Talento não é Sabedoria
Deixa-me dizer-te francamente o juízo que eu formo do homem transcendente em génio, em estro, em fogo, em originalidade, finalmente em tudo isso que se inveja, que se ama, e que se detesta, muitas vezes. O homem de talento é sempre um mau homem. Alguns conheço eu que o mundo proclama virtuosos e sábios. Deixá-los proclamar. O talento não é sabedoria. Sabedoria é o trabalho incessante do espírito sobra a ciência. O talento é a vibração convulsiva de espírito, a originalidade inventiva e rebelde à autoridade, a viagem extática pelas regiões incógnitas da ideia. Agostinho, Fénelon, Madame de Staël e Bentham são sabedorias. Lutero, Ninon de Lenclos, Voltaire e Byron são talentos.

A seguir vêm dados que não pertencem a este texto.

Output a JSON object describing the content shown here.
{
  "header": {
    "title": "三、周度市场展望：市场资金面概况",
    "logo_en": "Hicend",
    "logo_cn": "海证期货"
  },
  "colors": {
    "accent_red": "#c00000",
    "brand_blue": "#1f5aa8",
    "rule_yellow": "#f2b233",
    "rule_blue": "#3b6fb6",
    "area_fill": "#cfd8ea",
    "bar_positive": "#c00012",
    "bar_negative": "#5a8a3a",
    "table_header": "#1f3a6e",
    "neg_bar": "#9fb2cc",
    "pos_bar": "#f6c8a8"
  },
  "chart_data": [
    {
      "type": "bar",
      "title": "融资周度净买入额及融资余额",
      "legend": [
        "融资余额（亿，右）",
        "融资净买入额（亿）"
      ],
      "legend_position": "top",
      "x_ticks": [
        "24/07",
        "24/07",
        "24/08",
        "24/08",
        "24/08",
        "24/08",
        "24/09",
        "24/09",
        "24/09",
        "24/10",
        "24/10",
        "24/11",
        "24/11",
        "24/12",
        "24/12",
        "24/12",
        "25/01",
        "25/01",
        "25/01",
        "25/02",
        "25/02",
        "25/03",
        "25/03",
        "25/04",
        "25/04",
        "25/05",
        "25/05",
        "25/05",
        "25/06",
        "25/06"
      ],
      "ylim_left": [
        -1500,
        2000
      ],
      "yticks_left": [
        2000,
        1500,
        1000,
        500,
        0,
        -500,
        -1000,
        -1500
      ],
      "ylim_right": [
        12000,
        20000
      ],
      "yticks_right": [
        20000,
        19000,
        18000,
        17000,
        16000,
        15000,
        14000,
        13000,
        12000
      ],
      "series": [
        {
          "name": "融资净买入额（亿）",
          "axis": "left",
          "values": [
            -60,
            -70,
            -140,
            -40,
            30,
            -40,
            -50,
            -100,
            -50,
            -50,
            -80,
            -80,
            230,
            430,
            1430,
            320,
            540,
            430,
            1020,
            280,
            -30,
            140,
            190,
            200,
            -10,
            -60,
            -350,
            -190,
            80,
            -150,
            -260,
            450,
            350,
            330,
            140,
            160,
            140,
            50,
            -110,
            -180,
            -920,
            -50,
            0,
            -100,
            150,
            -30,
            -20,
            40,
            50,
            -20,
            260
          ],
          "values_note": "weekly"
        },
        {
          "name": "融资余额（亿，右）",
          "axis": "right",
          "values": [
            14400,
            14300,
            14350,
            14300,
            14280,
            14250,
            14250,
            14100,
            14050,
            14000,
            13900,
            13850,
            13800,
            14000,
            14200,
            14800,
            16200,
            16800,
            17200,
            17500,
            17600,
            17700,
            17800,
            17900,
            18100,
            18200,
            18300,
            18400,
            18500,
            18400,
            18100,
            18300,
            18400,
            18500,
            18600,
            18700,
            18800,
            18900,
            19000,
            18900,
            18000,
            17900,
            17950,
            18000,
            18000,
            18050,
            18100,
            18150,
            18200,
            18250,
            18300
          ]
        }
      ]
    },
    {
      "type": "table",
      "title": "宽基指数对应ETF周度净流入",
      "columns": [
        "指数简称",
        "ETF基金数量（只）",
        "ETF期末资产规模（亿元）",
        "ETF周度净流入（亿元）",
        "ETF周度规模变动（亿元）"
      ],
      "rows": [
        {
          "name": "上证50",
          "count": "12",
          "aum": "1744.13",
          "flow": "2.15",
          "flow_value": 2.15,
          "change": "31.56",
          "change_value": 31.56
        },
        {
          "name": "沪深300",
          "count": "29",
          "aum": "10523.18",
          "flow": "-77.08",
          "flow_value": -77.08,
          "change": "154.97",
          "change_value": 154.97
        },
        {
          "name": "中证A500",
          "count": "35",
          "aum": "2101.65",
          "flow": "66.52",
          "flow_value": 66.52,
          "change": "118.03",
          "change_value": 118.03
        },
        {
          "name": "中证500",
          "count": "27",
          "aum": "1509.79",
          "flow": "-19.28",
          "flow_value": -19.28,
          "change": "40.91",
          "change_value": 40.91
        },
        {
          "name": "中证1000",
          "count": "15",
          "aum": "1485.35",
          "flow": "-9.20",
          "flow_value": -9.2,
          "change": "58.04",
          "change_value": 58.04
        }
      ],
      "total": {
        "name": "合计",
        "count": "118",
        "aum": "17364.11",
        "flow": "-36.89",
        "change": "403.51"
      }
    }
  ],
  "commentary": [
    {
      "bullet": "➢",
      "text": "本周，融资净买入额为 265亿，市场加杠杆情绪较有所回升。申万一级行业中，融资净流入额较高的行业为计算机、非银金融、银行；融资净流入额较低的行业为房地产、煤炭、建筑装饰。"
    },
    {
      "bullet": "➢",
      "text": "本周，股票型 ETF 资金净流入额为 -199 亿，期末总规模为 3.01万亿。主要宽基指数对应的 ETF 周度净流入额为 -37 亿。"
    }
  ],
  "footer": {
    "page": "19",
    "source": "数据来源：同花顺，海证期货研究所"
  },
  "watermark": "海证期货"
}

Compara as vicissitudes dessas duas mulheres e os serviços prestados à humanidade por esses homens, e terás encontrado o antagonismo social em que lutam o talento com a sabedoria. Porque é mau o homem de talento ? Essa bela flor porque tem no seio um espinho envenenado ? Essa esplêndida taça de brilhantes e ouro porque é que contém o fel, que abrasa os lábios de quem a toca ? Aqui tens um tema para trabalhos superiores à cabeça de uma mulher, ainda mesmo reforçada por duas dúzias de cabeças académicas ! Lembra-me ouvir dizer a um doido que sofria por ter talento. Pedi-lhe as circunstâncias do seu martírio sublime, e respondeu-me o seguinte com a mais profunda convicção, e a mais tocante solenidade filosófica : os talentos são raros, e os estúpidos são muitos. Os estúpidos guerreiam barbaramente o talento : são os vândalos do mundo espiritual. O talento não tem partido nesta peleja desigual. Foge, dispara na retirada um tiroteio de sarcasmos pungentes, e, por fim, isola-se, segrega-se do contacto do mundo, e curte em silêncio aquele fel de vingança, que, mais cedo ou mais tarde, cospe na cara de algum inimigo, que encontra desviado do corpo do exército. Aí tem a razão por que o homem de talento é perigoso na sociedade. O ódio inspira-lhe a eloquência da traição.